Sont également absents les intérêts intercalaires d’un achat sur plan, les différés d’amortissement, les mensualités modulables et les indemnités de remboursement anticipé, légalement plafonnées au plus faible de six mois d’intérêts sur le capital remboursé et de 3 % du capital restant dû.

L’assurance est enfin modélisée comme une prime constante assise sur le capital emprunté, ce qui correspond au fonctionnement d’un contrat groupe bancaire. Une assurance déléguée calculée sur le capital restant dû donnerait une prime décroissante, donc un coût inférieur : le montant affiché ici est alors une borne haute.

Les conditions réelles ne se décident pas ici

Un taux dépend du profil de l’emprunteur, de son apport et de la politique commerciale du moment.
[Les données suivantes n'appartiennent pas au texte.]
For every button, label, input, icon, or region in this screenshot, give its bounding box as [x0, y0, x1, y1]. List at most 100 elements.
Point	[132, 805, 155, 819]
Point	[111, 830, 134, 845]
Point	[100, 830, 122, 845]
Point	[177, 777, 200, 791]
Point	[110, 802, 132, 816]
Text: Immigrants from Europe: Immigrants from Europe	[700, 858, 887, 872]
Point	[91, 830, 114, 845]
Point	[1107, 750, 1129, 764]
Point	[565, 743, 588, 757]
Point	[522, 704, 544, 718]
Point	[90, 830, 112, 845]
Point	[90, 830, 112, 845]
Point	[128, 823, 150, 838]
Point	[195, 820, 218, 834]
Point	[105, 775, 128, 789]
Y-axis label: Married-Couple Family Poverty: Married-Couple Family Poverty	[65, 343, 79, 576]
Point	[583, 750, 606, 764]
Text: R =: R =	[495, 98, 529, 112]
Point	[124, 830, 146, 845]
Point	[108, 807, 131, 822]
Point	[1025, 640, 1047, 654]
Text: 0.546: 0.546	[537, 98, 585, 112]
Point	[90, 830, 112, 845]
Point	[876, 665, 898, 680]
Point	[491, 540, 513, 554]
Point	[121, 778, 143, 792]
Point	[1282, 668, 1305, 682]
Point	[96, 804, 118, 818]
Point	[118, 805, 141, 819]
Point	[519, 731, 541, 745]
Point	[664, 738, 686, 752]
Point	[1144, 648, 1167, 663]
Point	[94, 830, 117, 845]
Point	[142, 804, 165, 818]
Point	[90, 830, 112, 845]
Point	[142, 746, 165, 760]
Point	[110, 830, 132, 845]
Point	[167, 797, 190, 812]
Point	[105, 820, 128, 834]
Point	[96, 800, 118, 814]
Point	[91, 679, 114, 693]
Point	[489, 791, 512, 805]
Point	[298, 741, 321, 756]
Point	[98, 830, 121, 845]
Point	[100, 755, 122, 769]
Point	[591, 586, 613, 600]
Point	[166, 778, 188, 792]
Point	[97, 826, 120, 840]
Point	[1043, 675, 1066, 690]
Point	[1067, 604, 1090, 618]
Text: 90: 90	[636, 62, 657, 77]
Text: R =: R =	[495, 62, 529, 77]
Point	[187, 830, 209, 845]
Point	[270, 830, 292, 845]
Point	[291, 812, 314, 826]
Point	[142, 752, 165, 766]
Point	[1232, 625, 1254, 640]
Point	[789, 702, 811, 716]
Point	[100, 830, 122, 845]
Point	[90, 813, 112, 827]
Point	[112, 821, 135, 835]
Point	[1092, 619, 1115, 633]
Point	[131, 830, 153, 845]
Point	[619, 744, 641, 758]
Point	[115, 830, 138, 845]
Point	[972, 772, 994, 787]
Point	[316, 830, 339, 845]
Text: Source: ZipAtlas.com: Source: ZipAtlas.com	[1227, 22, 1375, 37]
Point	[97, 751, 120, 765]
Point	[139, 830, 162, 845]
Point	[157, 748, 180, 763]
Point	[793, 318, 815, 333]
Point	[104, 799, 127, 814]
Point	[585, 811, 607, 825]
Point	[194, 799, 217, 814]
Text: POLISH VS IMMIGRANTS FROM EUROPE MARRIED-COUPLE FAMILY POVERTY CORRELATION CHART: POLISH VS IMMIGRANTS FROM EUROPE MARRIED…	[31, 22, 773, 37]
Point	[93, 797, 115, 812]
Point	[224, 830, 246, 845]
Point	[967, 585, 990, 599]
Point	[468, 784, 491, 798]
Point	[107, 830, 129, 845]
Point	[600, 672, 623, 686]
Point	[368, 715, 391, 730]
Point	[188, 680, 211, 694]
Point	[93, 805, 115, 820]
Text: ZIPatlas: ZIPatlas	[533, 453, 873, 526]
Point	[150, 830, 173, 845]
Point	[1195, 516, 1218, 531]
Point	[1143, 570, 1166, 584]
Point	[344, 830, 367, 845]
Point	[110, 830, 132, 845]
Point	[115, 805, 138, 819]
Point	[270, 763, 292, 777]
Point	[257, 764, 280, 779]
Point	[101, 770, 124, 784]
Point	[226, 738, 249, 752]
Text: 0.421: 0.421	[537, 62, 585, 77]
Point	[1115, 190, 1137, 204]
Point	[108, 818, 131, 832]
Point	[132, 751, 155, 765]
Il est encadré par les seuils de l’usure, calculés par la Banque de France et publiés au Journal officiel, au-delà desquels un prêt ne peut être accordé. Ce plafond porte sur le taux annuel effectif global, qui agrège intérêts, assurance obligatoire et frais, et non sur le taux nominal saisi plus haut.

Les conditions d’octroi suivent par ailleurs les normes du Haut Conseil de stabilité financière : taux d’effort limité à 35 % des revenus assurance comprise et durée plafonnée à vingt-cinq ans, une part des dossiers pouvant y déroger. L’assurance peut être souscrite ailleurs qu’à la banque prêteuse à garanties équivalentes, et résiliée à tout moment depuis la loi du 28 février 2022.

Cette page produit une arithmétique, pas une offre : elle ne dit pas si un projet est finançable et ne constitue aucun conseil en financement.

Questions fréquentes

Faut-il saisir le prix du bien ou la somme empruntée ?

La somme empruntée. Retranchez votre apport du budget total et ajoutez, le cas échéant, la part des frais annexes que la banque accepte de financer.

Le taux demandé est-il le TAEG ?

Non, c’est le taux nominal. Le taux annuel effectif global y ajoute l’assurance obligatoire, les frais de dossier et les frais de garantie ; c’est lui qui figure sur l’offre légale et qui permet de comparer deux propositions.

Pourquoi l’assurance n’apparaît-elle pas dans le tableau ?

Parce qu’elle ne rembourse pas de capital et ne génère pas d’intérêts : elle s’ajoute à la mensualité mais reste étrangère à l’amortissement. Son poids se lit dans le coût total du crédit.

Allonger la durée de cinq ans, cela coûte combien ?

Sur l’exemple par défaut, passer de vingt à vingt-cinq ans ramène la mensualité de 1 512,40 € à 1 314,06 €, mais porte le coût total de 112 975,83 € à 144 217,68 €, soit 31 241,85 € de plus.

Puis-je simuler un remboursement anticipé ou un prêt à paliers ?

Non. Le modèle retient une mensualité constante, à taux fixe, sans différé ni modulation et sans prêt complémentaire. Un prêt à taux zéro ou un prêt employeur se calcule séparément, puis s’additionne.

Que contient exactement le fichier exporté ?

Un CSV nommé amortissement.csv, à séparateur point-virgule, avec une ligne par année : numéro d’année, capital remboursé, intérêts payés et restant dû, chacun arrondi au centime.